Abro a coluna com uma historinha do Ceará.

Quatro chinelas

O médico Francisco Ibiapina, do Jaguaribe/CE, tratava com muito zelo de um cliente recém-casado e acometido de forte gripe. O clínico fazia prescrições sobre o regime alimentar e sugeria cautelas para evitar recaída. A um lado, a jovem esposa presenciava a conversa, silenciosa e atenta aos conselhos do médico. Fixando nela os olhos amorosos e não se conformando com a desarrumação de sua lua de mel, o doente cochichou um pedido com voz rouquenha:

- Seu doutô: fazerá mal quatro chinela debaixo da minha rede?

(Causo contado pelo historiador Leonardo Mota)

Duas questões centrais

O escritor israelense Yuval Noah Harari (Homo Deus, Homo Sapiens, 21 Lições para o Século XXI) levanta duas questões essenciais que certamente balizarão o nosso futuro: a aparente dicotomia entre a crescente autonomia dos cidadãos e a também tendência em expansão de vigilância totalitária por parte do Estado; e o isolacionismo de viés nacionalista e a globalização solidária. Quem vai predominar nesse conflito e que desenho podemos pintar do amanhã que nos espera? Esse é o dilema que merece nossa reflexão.

A identidade

Na expressão recorrente de nossas análises, temos discorrido sobre a mudança de parâmetros na escala de costumes e valores humanos. O homem-massa, como temos destacado, quer resgatar seu empoderamento, seus potenciais, capacidades, enfim, sua identidade. E isso ocorre nesse oceano turbulento em que navega a Humanidade. Vivemos o maior conjunto de crises da vida contemporânea. A identidade tem sido resgatada pela conquista, mesmo lenta, de direitos, defesa do habitat humano, defesa da privacidade, expansão das condições que formam o Produto Nacional Bruto da Felicidade.
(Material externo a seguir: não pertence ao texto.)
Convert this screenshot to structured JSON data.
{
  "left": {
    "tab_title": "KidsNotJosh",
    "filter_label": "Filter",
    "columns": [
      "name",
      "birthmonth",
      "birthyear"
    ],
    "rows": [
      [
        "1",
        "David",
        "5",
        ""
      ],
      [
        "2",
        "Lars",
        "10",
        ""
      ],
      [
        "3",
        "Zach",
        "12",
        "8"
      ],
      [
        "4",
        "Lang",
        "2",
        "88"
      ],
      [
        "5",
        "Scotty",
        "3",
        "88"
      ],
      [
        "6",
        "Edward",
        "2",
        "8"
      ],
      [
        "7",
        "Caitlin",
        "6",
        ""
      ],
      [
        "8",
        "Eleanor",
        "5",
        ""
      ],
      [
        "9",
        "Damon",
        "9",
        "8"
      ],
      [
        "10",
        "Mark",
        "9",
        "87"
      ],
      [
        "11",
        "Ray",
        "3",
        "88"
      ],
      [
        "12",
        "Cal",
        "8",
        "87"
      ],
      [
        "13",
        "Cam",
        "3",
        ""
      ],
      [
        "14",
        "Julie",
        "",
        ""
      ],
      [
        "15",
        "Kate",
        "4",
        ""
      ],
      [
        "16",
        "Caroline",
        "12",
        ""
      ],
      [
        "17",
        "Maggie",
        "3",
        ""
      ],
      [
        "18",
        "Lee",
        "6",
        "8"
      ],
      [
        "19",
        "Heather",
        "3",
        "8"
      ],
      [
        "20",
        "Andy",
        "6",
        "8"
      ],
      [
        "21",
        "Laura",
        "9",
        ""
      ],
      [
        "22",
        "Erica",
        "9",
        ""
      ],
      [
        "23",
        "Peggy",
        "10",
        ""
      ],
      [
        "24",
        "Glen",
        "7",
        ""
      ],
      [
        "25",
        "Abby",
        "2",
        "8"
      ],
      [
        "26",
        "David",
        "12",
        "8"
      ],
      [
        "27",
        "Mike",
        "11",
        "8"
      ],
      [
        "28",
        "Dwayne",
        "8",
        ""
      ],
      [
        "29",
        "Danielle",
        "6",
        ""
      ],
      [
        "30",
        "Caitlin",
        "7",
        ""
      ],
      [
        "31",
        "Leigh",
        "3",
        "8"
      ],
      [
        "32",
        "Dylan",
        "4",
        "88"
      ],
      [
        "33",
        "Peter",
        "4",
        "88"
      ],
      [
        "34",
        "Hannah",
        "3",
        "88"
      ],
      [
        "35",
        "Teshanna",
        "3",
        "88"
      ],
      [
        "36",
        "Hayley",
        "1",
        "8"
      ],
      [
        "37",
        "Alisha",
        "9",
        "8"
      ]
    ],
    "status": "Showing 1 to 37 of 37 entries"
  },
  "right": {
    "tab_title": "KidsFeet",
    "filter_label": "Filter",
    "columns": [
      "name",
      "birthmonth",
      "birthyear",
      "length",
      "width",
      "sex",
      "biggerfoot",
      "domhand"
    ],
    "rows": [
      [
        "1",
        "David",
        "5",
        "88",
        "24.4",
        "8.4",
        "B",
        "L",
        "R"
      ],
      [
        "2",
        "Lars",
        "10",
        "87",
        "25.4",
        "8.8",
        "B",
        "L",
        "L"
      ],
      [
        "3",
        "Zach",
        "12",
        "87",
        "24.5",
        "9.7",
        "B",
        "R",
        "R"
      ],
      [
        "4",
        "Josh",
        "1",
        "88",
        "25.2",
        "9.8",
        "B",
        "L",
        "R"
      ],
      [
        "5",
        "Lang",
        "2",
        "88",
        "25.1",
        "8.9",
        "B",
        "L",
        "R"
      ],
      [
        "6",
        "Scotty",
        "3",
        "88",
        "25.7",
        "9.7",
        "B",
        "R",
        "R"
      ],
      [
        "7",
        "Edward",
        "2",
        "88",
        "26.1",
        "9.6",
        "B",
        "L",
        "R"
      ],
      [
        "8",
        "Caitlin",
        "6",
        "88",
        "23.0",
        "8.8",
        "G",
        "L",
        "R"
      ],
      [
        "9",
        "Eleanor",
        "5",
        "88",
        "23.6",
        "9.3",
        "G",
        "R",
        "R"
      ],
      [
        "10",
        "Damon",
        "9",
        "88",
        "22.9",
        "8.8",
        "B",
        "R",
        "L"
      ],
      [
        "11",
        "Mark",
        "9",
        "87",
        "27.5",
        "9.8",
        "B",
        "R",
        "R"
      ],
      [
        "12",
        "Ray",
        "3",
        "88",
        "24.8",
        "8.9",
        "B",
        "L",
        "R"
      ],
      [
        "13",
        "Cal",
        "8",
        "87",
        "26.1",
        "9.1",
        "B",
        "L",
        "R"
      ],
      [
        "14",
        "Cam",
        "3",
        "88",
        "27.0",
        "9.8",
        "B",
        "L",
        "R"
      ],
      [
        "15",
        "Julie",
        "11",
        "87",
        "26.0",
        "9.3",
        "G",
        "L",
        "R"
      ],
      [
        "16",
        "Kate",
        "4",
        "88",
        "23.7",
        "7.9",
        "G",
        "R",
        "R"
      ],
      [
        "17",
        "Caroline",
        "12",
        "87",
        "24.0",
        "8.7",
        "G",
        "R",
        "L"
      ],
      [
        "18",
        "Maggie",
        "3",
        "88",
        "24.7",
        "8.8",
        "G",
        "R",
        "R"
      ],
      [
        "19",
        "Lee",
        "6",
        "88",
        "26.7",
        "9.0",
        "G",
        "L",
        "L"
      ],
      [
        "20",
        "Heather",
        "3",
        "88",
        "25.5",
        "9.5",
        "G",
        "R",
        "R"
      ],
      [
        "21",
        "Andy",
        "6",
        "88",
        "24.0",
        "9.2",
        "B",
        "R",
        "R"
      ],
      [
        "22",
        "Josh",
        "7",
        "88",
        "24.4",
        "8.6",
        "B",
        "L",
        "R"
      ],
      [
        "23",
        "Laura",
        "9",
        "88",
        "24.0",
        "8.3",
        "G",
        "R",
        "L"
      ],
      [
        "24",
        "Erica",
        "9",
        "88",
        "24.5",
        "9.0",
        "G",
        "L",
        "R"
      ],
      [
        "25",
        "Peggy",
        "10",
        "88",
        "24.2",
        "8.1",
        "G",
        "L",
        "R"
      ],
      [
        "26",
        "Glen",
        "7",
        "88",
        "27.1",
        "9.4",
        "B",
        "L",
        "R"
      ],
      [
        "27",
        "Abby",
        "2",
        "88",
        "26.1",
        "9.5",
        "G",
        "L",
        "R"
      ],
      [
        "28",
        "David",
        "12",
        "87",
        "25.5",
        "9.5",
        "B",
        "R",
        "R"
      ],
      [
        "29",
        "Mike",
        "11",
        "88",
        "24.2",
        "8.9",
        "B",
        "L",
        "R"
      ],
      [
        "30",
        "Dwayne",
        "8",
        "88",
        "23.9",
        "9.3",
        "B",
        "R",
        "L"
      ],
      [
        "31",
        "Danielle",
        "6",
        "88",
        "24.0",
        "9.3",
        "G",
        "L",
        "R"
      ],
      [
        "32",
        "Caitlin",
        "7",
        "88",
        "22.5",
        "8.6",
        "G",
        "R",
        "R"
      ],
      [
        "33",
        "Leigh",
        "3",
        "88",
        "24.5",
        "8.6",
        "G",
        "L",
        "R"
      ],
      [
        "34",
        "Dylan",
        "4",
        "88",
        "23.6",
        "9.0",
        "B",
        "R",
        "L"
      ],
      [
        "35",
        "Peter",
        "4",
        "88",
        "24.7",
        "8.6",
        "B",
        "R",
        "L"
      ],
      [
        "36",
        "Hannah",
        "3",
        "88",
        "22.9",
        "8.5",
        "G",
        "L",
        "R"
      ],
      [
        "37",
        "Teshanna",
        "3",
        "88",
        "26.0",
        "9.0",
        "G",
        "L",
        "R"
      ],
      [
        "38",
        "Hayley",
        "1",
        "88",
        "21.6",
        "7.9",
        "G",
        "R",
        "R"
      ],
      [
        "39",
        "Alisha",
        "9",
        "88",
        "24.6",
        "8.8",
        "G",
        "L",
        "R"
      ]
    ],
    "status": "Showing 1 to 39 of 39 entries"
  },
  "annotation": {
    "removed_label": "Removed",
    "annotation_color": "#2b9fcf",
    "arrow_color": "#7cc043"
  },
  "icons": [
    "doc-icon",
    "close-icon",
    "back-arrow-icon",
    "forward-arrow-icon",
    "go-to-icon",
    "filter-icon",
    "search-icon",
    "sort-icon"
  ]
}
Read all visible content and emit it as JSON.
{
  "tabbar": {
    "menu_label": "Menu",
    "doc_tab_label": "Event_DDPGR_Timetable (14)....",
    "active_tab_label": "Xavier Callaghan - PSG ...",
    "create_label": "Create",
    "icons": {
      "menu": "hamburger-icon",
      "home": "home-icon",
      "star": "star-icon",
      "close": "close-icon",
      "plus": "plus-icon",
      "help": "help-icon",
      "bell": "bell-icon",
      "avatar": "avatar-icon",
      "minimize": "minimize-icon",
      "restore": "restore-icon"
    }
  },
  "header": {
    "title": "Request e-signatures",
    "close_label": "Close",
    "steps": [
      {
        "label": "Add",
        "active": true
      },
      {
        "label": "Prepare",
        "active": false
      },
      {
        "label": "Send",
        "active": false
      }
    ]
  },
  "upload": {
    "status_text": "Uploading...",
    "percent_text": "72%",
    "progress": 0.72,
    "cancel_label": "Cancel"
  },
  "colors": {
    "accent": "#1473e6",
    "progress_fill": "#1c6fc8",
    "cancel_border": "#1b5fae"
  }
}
Esse grau civilizatório tem balizado as aspirações do conglomerado humano em todos os pedaços do planeta, incluindo territórios marcados pela barbárie.

Os olhos do Estado

Ao mesmo tempo em que se desenvolve tal fenômeno, os olhos do Estado sobre os cidadãos tornam-se mais perscrutadores, querendo saber o que fazem, para onde vão, como estão seu pulso e seu coração, o que comem, quando comem, que meio de transporte usam, com quem se relacionam, quantas vezes vão ao banheiro, qual a cor dos excrementos (tudo importa), para onde olham nas gôndolas de supermercados, que produtos guardam na geladeira, o que difere um queijo de outro, quantas garfadas de alimentos por dia, enfim, tudo, o conjunto de ações do cotidiano das pessoas.

Finalidades

Veja-se a dimensão do conflito: de um lado, os cidadãos na luta por seu pleno empoderamento; de outro, o Estado na luta por pleno domínio de seus entes. O argumento do Estado é denso e vasto: luta contra as mazelas - males, epidemias, pandemias -; realocação de bens e recursos para melhorar o nível de vida das populações; descobertas científicas para a cura de doenças graves; uso de algoritmos extraídos da "grande visão" do Big Brother para definir rumos, novos caminhos, rotas e veredas a serem seguidas ou evitadas. Sob a hipótese de melhorar a vida no planeta, esconde-se o total domínio da vida humana. Daí para o Estado Totalitário, um passo.

O Estado totalitário

Sempre visto como ameaça que paira sobre a Humanidade, chega mais perto com o avanço do sistema tecnológico que se instala na vida cotidiana. A questão é saber se o ser humano, mesmo com a identidade plenamente resgatada, conseguirá evitar os olhos do Grande Irmão e preservar sua privacidade. Lembrando a pergunta de Bobbio: "quis custodiet custodes?" ("quem vigia o vigilante"?) A resposta, pois, pressupõe um controlador superior. O filósofo indaga: Deus, o herói fundador de Estados, o mais forte, o partido revolucionário que conquistou o poder, o povo entendido como a coletividade que se exprime por meio do voto? Teríamos um vidente visível ou invisível?

Poderes invisíveis

Outra escala de problemas é operada nas entranhas do Estado, quando políticos, burocratas e os círculos de negócios, juntos ou separados, exercem um "poder invisível" para defender interesses seus ou de outros, apresentando-se, assim, com força que age contra o "poder visível", este simbolizado pelas instituições de Estado, os poderes constitucionais. Há, ainda, os conglomerados organizados por ondas mafiosas, criminosos de todos os tipos, cartéis de armas e de drogas, que também exercem "poderes invisíveis". O Estado, impregnado desses "exércitos", que lutam nas malhas escondidas das máquinas administrativas, consegue vencer a guerra contra os feitos do mal?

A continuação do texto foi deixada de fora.